The move to unionize is likely more symbolic than anything else. The days of twice a year, across-the-board raises are long past (the last such raises I experienced was at Hearst in the ’80s). Instead, the move reflects a belief that it is easier move management to create and maintain better office working conditions when the staff speaks with one voice.
The newspaper company is also looking to exit its Top Right Group investment. Top Right, formerly known as Emap, is a UK B2B publisher which is owned by the private equity company Apax Partners and the Guardian Media Group which acquired the company in 2008. Top Right titles include Architectural Review and Broadcast. Because of the company’s debt load, a sale of the Guardian’s interest probably would only net them £250 million, according to the Guardian’s own report.
Here is the Guardian Media Group’s latest earnings announcement:
London, England – July 30, 2015 — Guardian Media Group today announced increased full-year sales, sharply higher digital revenues and reduced losses from continuing operations in the 12 months ending 29 March 2015.
- Group revenue  2015: £214.6m (2014: £209.0m)
- Guardian News Media (GNM) digital revenue  2015: £82.1m (2014: £68.3m)
- GNM underlying EBITDA 2015: £(19.1m) (2014: £(19.4m))
- PBT including discontinued operations 2015: £(17.6m) (2014: £549.2m)
- PBT from continuing operations 2015: £(17.6m) (2014: £(26.1m))
- Cash and investment fund 2015: £838.3m (2014: £842.7m)
Digital revenues at Guardian News & Media, the Group’s core business, jumped 20% to £82.1m as the Guardian’s year-end online audience reached 127 million monthly unique browsers, up from 102.3 million in March 2014.
Group revenues also rose 3% to £214.6m – the third consecutive year of growth.
Neil Berkett, chair of GMG, said:
“These full-year financial results show that the Group is on the right track by increasing revenues and narrowing our underlying operating loss. This is a very creditable performance following the transformation of our balance sheet, which was strengthened significantly by the disposal in 2014 of our stake in Trader Media Group.”
David Pemsel, who succeeded Andrew Miller as GMG chief executive on July 1 2015, added:
“These results give us the confidence to invest further in the world-class journalism, digital innovation and growing international readership which has made the Guardian such a powerful global brand.

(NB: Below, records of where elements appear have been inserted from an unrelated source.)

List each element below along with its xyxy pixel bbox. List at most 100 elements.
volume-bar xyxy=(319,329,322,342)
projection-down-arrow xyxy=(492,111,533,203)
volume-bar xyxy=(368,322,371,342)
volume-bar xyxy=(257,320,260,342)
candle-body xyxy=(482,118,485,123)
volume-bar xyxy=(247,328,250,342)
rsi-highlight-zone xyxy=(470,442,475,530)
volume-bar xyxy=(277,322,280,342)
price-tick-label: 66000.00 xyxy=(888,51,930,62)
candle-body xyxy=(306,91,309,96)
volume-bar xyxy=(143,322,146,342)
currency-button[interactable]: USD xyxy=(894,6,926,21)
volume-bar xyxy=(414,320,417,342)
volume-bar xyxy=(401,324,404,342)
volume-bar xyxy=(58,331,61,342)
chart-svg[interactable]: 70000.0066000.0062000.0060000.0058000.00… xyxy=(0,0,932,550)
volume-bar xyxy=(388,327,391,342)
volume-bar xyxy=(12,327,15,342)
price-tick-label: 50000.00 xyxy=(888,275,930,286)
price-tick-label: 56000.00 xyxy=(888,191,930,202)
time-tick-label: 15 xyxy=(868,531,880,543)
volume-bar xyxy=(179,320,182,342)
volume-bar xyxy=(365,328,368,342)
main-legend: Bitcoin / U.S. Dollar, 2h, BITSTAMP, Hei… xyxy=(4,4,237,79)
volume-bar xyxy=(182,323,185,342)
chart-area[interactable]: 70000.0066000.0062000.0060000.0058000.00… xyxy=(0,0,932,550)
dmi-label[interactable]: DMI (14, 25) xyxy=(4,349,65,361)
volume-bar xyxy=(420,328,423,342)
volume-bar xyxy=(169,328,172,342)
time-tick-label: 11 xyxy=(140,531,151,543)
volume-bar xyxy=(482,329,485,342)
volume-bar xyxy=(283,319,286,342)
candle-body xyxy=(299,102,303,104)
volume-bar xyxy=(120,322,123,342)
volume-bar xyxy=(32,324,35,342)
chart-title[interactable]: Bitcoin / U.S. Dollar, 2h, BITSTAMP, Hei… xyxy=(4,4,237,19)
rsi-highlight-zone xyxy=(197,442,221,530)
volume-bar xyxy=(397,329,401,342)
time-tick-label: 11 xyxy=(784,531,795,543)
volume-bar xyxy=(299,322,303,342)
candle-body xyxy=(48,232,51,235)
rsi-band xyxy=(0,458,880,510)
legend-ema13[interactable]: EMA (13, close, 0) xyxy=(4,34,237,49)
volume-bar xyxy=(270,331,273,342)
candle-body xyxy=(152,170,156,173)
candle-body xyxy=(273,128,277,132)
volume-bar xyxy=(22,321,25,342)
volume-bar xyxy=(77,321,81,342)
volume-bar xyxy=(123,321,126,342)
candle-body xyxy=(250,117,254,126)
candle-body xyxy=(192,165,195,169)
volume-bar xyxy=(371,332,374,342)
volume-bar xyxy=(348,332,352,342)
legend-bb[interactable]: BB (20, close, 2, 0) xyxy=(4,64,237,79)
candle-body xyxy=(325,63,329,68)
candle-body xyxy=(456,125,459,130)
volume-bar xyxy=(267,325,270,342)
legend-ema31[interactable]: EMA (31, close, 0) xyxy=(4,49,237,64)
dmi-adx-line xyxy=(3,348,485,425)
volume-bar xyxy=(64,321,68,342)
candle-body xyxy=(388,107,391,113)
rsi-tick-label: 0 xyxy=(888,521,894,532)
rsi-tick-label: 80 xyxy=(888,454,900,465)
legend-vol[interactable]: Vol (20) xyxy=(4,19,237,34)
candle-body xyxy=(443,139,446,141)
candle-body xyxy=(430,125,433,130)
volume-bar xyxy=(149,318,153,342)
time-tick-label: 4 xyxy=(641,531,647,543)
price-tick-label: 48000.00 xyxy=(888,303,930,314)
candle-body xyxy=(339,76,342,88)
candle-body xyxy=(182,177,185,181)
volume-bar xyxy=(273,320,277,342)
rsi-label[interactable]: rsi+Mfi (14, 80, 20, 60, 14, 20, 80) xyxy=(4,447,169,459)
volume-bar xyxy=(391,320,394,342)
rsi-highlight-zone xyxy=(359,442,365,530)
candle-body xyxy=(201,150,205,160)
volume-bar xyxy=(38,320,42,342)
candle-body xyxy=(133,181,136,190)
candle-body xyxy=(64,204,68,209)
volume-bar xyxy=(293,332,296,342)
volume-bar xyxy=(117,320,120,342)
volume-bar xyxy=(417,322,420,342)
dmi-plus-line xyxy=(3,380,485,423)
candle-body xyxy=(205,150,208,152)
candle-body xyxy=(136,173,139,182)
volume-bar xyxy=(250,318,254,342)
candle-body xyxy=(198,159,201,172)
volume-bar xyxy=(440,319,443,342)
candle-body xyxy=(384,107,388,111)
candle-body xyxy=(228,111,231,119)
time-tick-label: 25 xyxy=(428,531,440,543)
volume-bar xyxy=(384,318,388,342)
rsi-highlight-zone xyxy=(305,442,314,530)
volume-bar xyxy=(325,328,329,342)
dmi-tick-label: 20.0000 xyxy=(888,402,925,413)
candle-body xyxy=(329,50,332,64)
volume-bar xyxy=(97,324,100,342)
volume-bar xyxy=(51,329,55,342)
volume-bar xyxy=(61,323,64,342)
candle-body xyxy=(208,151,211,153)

That, in turn, will help deliver long-term financial and editorial sustainability.”
As forecast in this year’s trading update, Group losses from continuing operations narrowed by £8.5m year-on-year, whilst underlying operating losses at GNM improved by £0.3m, reflecting continued investment in developing the business. At the pre-tax level, the Group reported a loss of £17.6m, compared with a profit of £549.2m in the prior reporting period – a year which included profits attributable to GMG’s 50.1% stake in Trader Media of £575m.
The figures include contributions from Top Right Group, the media joint venture of which GMG owns 33.1%.
Following the Trader Media Group disposal, GMG’s cash and investment fund stood at £838.3m at the financial year-end. In the period, investment fund growth of £54.9m almost completely offset the cash outflow to fund GMG’s operating activities.
Neil Berkett concluded:
“GMG will continue to innovate and expand internationally in the year ahead. This will include growth in our membership scheme and digital presence. Our ambitious programme will coincide with continuous cost discipline throughout the current financial year.”
 2014 and 2015 have been restated to exclude Guardian Digital Agency (GDA). GDA was sold in July 2014.
 ABC March 2015. (That figure has now reached 130.9m unique monthly browsers according to the latest Digital ABC figures from June 2015.)